À environ un centimètre de la première grande courbe du trait (A) s'étend une zone ombrée, bordée dans sa partie supérieure de quelques traits légèrement courbes et presque horizontaux, descendant cependant légèrement vers la droite. Sa partie inférieure est délimitée très nettement par un trait épais. Au-dessous d'elle, une zone claire d'un centimètre et demi de longueur, courbée vers le haut, est marquée de trois traits de peinture blanche. La partie inférieure de cette courbe est ombrée. Je dois décrire plus précisément la forme de sa découpe supérieure qui part vers la droite sur un millimètre, puis remonte en courbe et descend doucement sur deux centimètres. La partie inférieure a à peu près la même forme, légèrement plus petite. Un cercle dont le centre est marqué d'un gros point noir couvre la moitié droite d'une forme légèrement sombre presque semblable en sa partie supérieure à la zone claire marquée de traits de peinture blanche.

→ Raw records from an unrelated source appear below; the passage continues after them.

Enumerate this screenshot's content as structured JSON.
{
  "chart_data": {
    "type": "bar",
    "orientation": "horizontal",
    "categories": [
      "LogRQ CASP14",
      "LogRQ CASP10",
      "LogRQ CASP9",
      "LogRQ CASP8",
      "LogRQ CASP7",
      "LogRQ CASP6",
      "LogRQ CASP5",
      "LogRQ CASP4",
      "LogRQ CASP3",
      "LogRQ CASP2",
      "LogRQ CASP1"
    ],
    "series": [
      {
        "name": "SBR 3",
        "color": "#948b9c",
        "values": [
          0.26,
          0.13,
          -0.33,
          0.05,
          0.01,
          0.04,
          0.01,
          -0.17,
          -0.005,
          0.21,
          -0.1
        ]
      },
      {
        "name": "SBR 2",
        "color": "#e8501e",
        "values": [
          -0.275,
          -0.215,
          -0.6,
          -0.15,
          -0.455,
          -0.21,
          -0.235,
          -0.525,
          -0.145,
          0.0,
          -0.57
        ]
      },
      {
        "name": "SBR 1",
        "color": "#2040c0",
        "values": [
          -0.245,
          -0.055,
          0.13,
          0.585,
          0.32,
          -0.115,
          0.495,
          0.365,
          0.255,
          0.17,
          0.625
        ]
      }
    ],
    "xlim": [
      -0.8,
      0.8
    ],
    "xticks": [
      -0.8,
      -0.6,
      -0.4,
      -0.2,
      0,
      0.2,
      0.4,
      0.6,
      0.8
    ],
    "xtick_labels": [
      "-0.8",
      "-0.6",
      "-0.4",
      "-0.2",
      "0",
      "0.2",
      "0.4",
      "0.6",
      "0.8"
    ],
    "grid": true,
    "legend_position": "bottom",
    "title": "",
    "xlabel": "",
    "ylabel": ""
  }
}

Sa partie inférieure définit un arc de cercle de deux centimètres de long, sombre et bombé vers le bas.[...]

À partir de l'endroit indiqué au début de cette pictée, mais sur la gauche, un peu plus bas, part une ligne qui descend souplement vers la droite, longeant la zone de hachures serrées.

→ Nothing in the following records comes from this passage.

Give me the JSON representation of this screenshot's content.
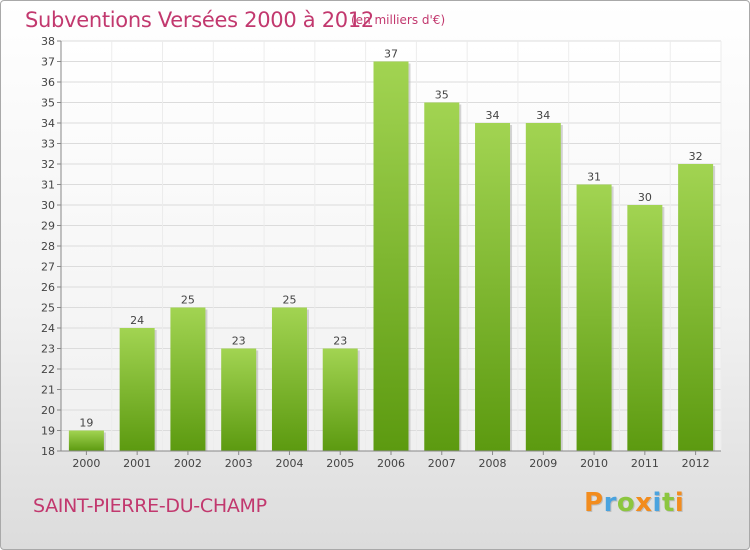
{
  "header": {
    "title": "Subventions Versées 2000 à 2012",
    "subtitle": "(en milliers d'€)"
  },
  "place": "SAINT-PIERRE-DU-CHAMP",
  "brand": {
    "name": "Proxiti",
    "letters": [
      {
        "ch": "P",
        "color": "#f28c1e"
      },
      {
        "ch": "r",
        "color": "#4aa3df"
      },
      {
        "ch": "o",
        "color": "#8cc63f"
      },
      {
        "ch": "x",
        "color": "#f28c1e"
      },
      {
        "ch": "i",
        "color": "#4aa3df"
      },
      {
        "ch": "t",
        "color": "#8cc63f"
      },
      {
        "ch": "i",
        "color": "#f28c1e"
      }
    ]
  },
  "colors": {
    "accent": "#c2386e",
    "bar_light": "#9fd24e",
    "bar_dark": "#5e9a12"
  },
  "chart_data": {
    "type": "bar",
    "title": "Subventions Versées 2000 à 2012",
    "subtitle": "(en milliers d'€)",
    "categories": [
      "2000",
      "2001",
      "2002",
      "2003",
      "2004",
      "2005",
      "2006",
      "2007",
      "2008",
      "2009",
      "2010",
      "2011",
      "2012"
    ],
    "values": [
      19,
      24,
      25,
      23,
      25,
      23,
      37,
      35,
      34,
      34,
      31,
      30,
      32
    ],
    "ylim": [
      18,
      38
    ],
    "yticks": [
      18,
      19,
      20,
      21,
      22,
      23,
      24,
      25,
      26,
      27,
      28,
      29,
      30,
      31,
      32,
      33,
      34,
      35,
      36,
      37,
      38
    ],
    "grid": true,
    "legend": "none"
  }
}
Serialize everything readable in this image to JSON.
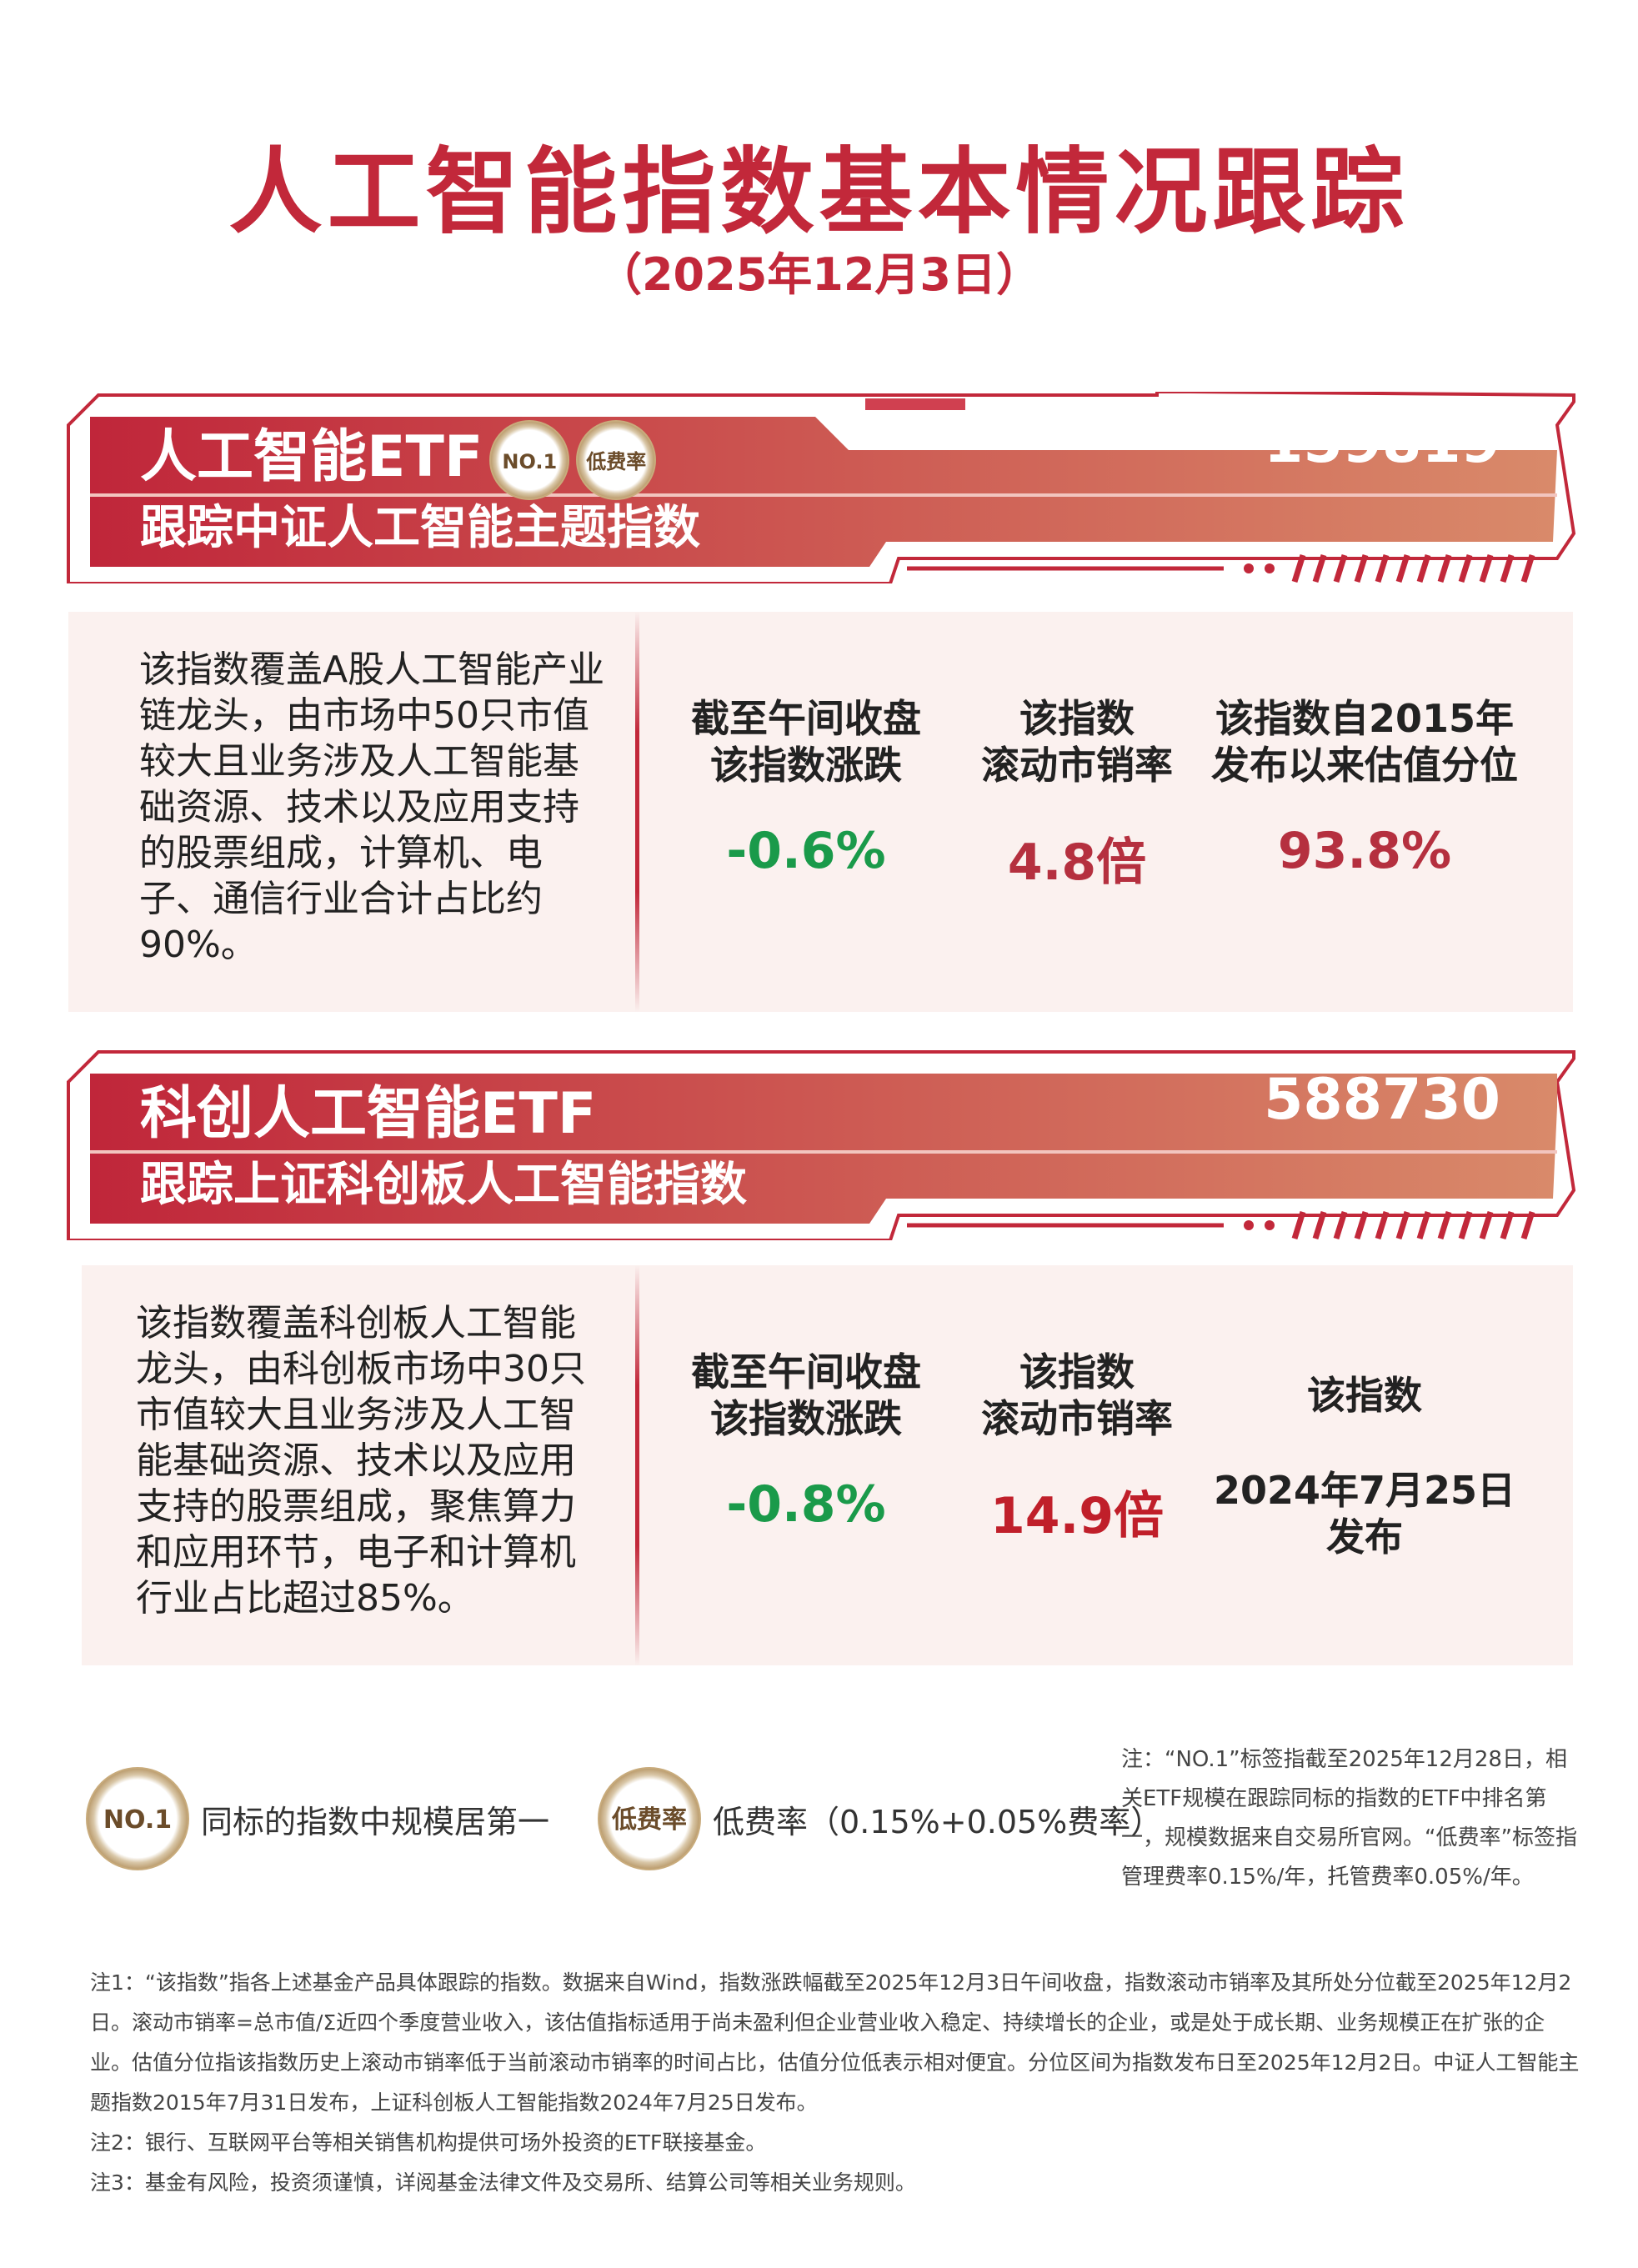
{
  "header": {
    "title": "人工智能指数基本情况跟踪",
    "date": "（2025年12月3日）"
  },
  "colors": {
    "brand_red": "#c2283a",
    "banner_end": "#d98a6a",
    "positive_green": "#1a9a4a",
    "value_red": "#b5303f",
    "card_bg": "#fbf1ef"
  },
  "funds": [
    {
      "name": "人工智能ETF",
      "badges": [
        "NO.1",
        "低费率"
      ],
      "code": "159819",
      "tracking": "跟踪中证人工智能主题指数",
      "description": "该指数覆盖A股人工智能产业链龙头，由市场中50只市值较大且业务涉及人工智能基础资源、技术以及应用支持的股票组成，计算机、电子、通信行业合计占比约90%。",
      "metrics": [
        {
          "label1": "截至午间收盘",
          "label2": "该指数涨跌",
          "value": "-0.6%"
        },
        {
          "label1": "该指数",
          "label2": "滚动市销率",
          "value": "4.8倍"
        },
        {
          "label1": "该指数自2015年",
          "label2": "发布以来估值分位",
          "value": "93.8%"
        }
      ]
    },
    {
      "name": "科创人工智能ETF",
      "code": "588730",
      "tracking": "跟踪上证科创板人工智能指数",
      "description": "该指数覆盖科创板人工智能龙头，由科创板市场中30只市值较大且业务涉及人工智能基础资源、技术以及应用支持的股票组成，聚焦算力和应用环节，电子和计算机行业占比超过85%。",
      "metrics": [
        {
          "label1": "截至午间收盘",
          "label2": "该指数涨跌",
          "value": "-0.8%"
        },
        {
          "label1": "该指数",
          "label2": "滚动市销率",
          "value": "14.9倍"
        },
        {
          "label1": "该指数",
          "label2": "",
          "value": "2024年7月25日",
          "value2": "发布"
        }
      ]
    }
  ],
  "legend": {
    "no1_badge": "NO.1",
    "no1_text": "同标的指数中规模居第一",
    "fee_badge": "低费率",
    "fee_text": "低费率（0.15%+0.05%费率）"
  },
  "note": "注：“NO.1”标签指截至2025年12月28日，相关ETF规模在跟踪同标的指数的ETF中排名第一，规模数据来自交易所官网。“低费率”标签指管理费率0.15%/年，托管费率0.05%/年。",
  "footnotes": [
    "注1：“该指数”指各上述基金产品具体跟踪的指数。数据来自Wind，指数涨跌幅截至2025年12月3日午间收盘，指数滚动市销率及其所处分位截至2025年12月2日。滚动市销率=总市值/Σ近四个季度营业收入，该估值指标适用于尚未盈利但企业营业收入稳定、持续增长的企业，或是处于成长期、业务规模正在扩张的企业。估值分位指该指数历史上滚动市销率低于当前滚动市销率的时间占比，估值分位低表示相对便宜。分位区间为指数发布日至2025年12月2日。中证人工智能主题指数2015年7月31日发布，上证科创板人工智能指数2024年7月25日发布。",
    "注2：银行、互联网平台等相关销售机构提供可场外投资的ETF联接基金。",
    "注3：基金有风险，投资须谨慎，详阅基金法律文件及交易所、结算公司等相关业务规则。"
  ]
}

Un peu plus à droite, continuant la première ligne qui oblique vers la gauche, part une courbe, arrondie vers la droite, qui descend vers le milieu de la page, longeant les hachures, et remonte vers son point de départ. Au-dessous d'elle, diverses courbes montent vers la partie gauche de la feuille. L'une d'elles, à la courbe arrondie vers la droite, descend, se casse, puis remonte vers la gauche, soulignant la forme amorcée par les hachures.

Paris, mars 2001


1 C'est l'ekphrasis des anciens Grecs, genre littéraire consistant à décrire des oeuvres d'art. On connaît ainsi les Tableaux de Philostrate (iiie siècle de notre ère) ou, plus récentes (et imaginaires), les Peintures de Segalen.